Argus Generalizer is a microservice designed to transform an unstructured product title or description into a fully structured, multi-language JSON object. The service utilizes a local Large Language Model (LLM), whose output is constrained by a dynamically generated, language-specific formal grammar (GBNF) to ensure accurate and consistently formatted data extraction.

Key Features

  • LLM-Powered Extraction:

    Uses a local, efficient Large Language Model (via `llama-cpp-python`) to understand and extract product information.

  • Dynamic Grammar-Constrained Output:

    Output is strictly defined by a language-specific GBNF grammar. This grammar is dynamically generated from a JSON schema and language-specific categories to guarantee valid JSON.

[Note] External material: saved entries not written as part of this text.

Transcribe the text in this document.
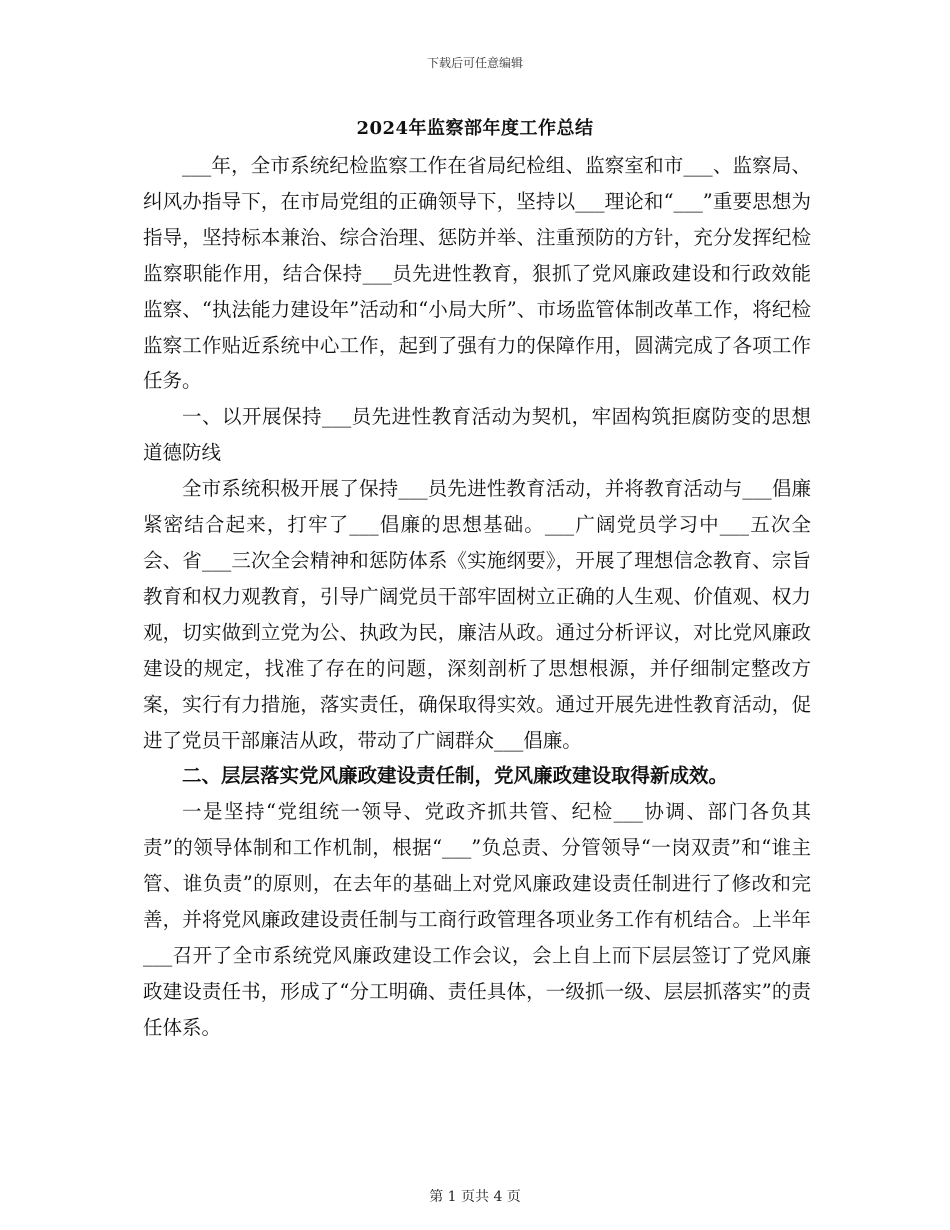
下载后可任意编辑
2024年监察部年度工作总结

___年，全市系统纪检监察工作在省局纪检组、监察室和市___、监察局、纠风办指导下，在市局党组的正确领导下，坚持以___理论和“___”重要思想为指导，坚持标本兼治、综合治理、惩防并举、注重预防的方针，充分发挥纪检监察职能作用，结合保持___员先进性教育，狠抓了党风廉政建设和行政效能监察、“执法能力建设年”活动和“小局大所”、市场监管体制改革工作，将纪检监察工作贴近系统中心工作，起到了强有力的保障作用，圆满完成了各项工作任务。

一、以开展保持___员先进性教育活动为契机，牢固构筑拒腐防变的思想道德防线

全市系统积极开展了保持___员先进性教育活动，并将教育活动与___倡廉紧密结合起来，打牢了___倡廉的思想基础。___广阔党员学习中___五次全会、省___三次全会精神和惩防体系《实施纲要》，开展了理想信念教育、宗旨教育和权力观教育，引导广阔党员干部牢固树立正确的人生观、价值观、权力观，切实做到立党为公、执政为民，廉洁从政。通过分析评议，对比党风廉政建设的规定，找准了存在的问题，深刻剖析了思想根源，并仔细制定整改方案，实行有力措施，落实责任，确保取得实效。通过开展先进性教育活动，促进了党员干部廉洁从政，带动了广阔群众___倡廉。

二、层层落实党风廉政建设责任制，党风廉政建设取得新成效。

一是坚持“党组统一领导、党政齐抓共管、纪检___协调、部门各负其责”的领导体制和工作机制，根据“___”负总责、分管领导“一岗双责”和“谁主管、谁负责”的原则，在去年的基础上对党风廉政建设责任制进行了修改和完善，并将党风廉政建设责任制与工商行政管理各项业务工作有机结合。上半年___召开了全市系统党风廉政建设工作会议，会上自上而下层层签订了党风廉政建设责任书，形成了“分工明确、责任具体，一级抓一级、层层抓落实”的责任体系。

第 1 页共 4 页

  • Multi-language by Design:

    Dynamically loads language-specific prompts, few-shot examples, and grammars for high-accuracy, localized extraction.

  • Secure by Default:

    All API endpoints (except `/health`) are protected by a mandatory `x-api-key` header.

How to Use

After running `make up-dev` from the `services/generalizer/` directory, the Generalizer service is available on port 8003. Use one of the examples below to send a POST request with the product title you want to structure.

API Request Example


curl -X POST "http://localhost:8003/api/v1/generalize" \
-H "Content-Type: application/json" \
-H "x-api-key: default_dev_key" \
-d '{
  "language": "en",
  "title": "Solid oak dining table 200x100 cm natural finish"
}'

$ch = curl_init();

$url = 'http://localhost:8003/api/v1/generalize';
$payload = json_encode([
    'language' => 'en',
    'title' => 'Solid oak dining table 200x100 cm natural finish',
]);
$headers = [
    'Content-Type: application/json',
    'x-api-key: default_dev_key',
];

curl_setopt($ch, CURLOPT_URL, $url);
curl_setopt($ch, CURLOPT_POST, true);
curl_setopt($ch, CURLOPT_POSTFIELDS, $payload);
curl_setopt($ch, CURLOPT_HTTPHEADER, $headers);
curl_setopt($ch, CURLOPT_RETURNTRANSFER, true);

$response = curl_exec($ch);
curl_close($ch);

$data = json_decode($response, true);

import requests

api_url = "http://localhost:8003/api/v1/generalize"
headers = {
    "Content-Type": "application/json",
    "x-api-key": "default_dev_key"
}
payload = {
    "language": "en",
    "title": "Solid oak dining table 200x100 cm natural finish"
}

response = requests.post(api_url, json=payload, headers=headers)
data = response.json()

print(data)

const apiUrl = 'http://localhost:8003/api/v1/generalize';
const payload = {
  language: 'en',
  title: 'Solid oak dining table 200x100 cm natural finish'
};

fetch(apiUrl, {
  method: 'POST',
  headers: {
    'Content-Type': 'application/json',
    'x-api-key': 'default_dev_key'
  },
  body: JSON.stringify(payload)
})
.then(response => response.json())
.then(data => {
  console.log(data);
});

Example Output

{
  "extracted_data": {
    "material": "oak",
    "type": "dining table",
    "dimensions": "200x100 cm",
    "finish": "natural",
    "category": "furniture"
  },
  "process_time": 1.25
}

Multi-language Support

The Generalizer is built to be multi-lingual from the ground up. Each language lives in its own directory (e.g., `app/prompts/en/`, `app/prompts/nl/`). When you make a request, the service dynamically loads the correct prompt, few-shot examples, categories, and GBNF grammar for that specific language.

How to Add a New Language

Adding a new language (e.g., French `fr`) is straightforward:

  1. Create a new directory: `mkdir -p app/prompts/fr`
  2. Add translated files to that directory: `prompt.py` (system prompt), `examples.py` (few-shot examples), and `categories.yml` (list of categories).
  3. Run `make generate-grammars` from the `services/generalizer/` directory. This reads your `categories.yml` and builds the new `grammar.gbnf` file.
  4. Restart the service (`make restart`). You can now send requests with `"language": "fr"`.